Una botnet DDoS è un gruppo o una rete di computer o dispositivi Internet of Things (IoT) compromessi utilizzati da malintenzionati per lanciare attacchi DDoS. Questi attacchi mirano a sovraccaricare il bersaglio con traffico, interrompendone la normale funzionalità e rendendolo non disponibile per gli utenti legittimi.
Botnet vs. botnet DDoS
Una botnet è un gruppo di computer o dispositivi Internet of Things (IoT) compromessi che sono sotto il controllo di un hacker (noto anche come “botmaster” o “bot herder”). Consentono a un botmaster di lanciare attacco su larga scala tramite le risorse di elaborazione aggregate rese accessibili dalla botnet.
Una botnet DDoS è semplicemente una botnet usata specificamente per condurre attacco DDoS.
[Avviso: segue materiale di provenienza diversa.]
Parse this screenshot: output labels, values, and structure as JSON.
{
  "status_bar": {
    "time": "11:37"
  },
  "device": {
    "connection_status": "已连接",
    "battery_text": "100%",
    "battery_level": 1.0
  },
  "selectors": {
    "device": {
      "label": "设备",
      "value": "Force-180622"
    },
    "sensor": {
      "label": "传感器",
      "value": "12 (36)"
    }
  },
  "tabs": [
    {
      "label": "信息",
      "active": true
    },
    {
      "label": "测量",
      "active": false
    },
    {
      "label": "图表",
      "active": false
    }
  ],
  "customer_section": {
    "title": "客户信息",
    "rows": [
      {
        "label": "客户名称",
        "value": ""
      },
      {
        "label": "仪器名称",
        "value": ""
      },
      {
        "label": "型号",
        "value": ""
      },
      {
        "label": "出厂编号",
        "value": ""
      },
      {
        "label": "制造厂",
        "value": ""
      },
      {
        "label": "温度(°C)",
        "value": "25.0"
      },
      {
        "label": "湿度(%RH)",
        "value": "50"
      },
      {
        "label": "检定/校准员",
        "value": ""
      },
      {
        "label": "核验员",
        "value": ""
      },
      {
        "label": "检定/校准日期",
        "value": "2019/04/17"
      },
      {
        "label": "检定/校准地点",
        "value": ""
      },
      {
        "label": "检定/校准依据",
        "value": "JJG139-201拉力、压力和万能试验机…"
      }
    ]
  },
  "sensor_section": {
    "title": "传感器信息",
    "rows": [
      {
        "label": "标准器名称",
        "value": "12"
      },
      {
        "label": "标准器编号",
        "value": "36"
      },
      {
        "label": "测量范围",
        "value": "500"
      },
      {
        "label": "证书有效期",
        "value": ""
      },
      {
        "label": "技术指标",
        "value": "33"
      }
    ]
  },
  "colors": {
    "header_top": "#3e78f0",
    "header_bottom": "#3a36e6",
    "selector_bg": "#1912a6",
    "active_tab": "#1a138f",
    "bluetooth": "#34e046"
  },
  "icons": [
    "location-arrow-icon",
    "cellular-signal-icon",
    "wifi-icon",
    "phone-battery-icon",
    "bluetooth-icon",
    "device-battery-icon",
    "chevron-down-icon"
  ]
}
Che cos'è un attacco DDoS?
Un attacco DDoS è una forma di attacco informatico in cui un hacker utilizza numerosi computer compromessi (una botnet DDoS) per produrre un attacco volumetrico, con l'obiettivo di sovraccaricare un sistema di destinazione. Questo tipo di attacco può rendere il target (un servizio o un server) inaccessibile agli utenti legittimi. Puoi considerare un attacco DDoS come un'ondata di traffico illegittimo proveniente da varie fonti che di fatto rende incapace il sistema di destinazione.
Come vengono create le botnet?
Per creare una botnet, i botmaster infettano innanzitutto una rete di dispositivo che utilizzeranno per eseguire attacco. Per infettare i dispositivo, gli hacker entrano tramite exploit del software, exploit del firmware o download di malware da un link o file compromesso. Una volta che un dispositivo è infettato, il botmaster può usare le risorse computazionali combinate per eseguire i propri attacchi, spesso senza che il proprietario del dispositivo ne sia a conoscenza. Sebbene non esista un numero prestabilito di dispositivi infettati necessario per creare una botnet, più estesa è la rete di dispositivi infettati, più significativo può essere l'impatto di un attacco. Una volta infettati, esistono due modelli per controllare i dispositivo.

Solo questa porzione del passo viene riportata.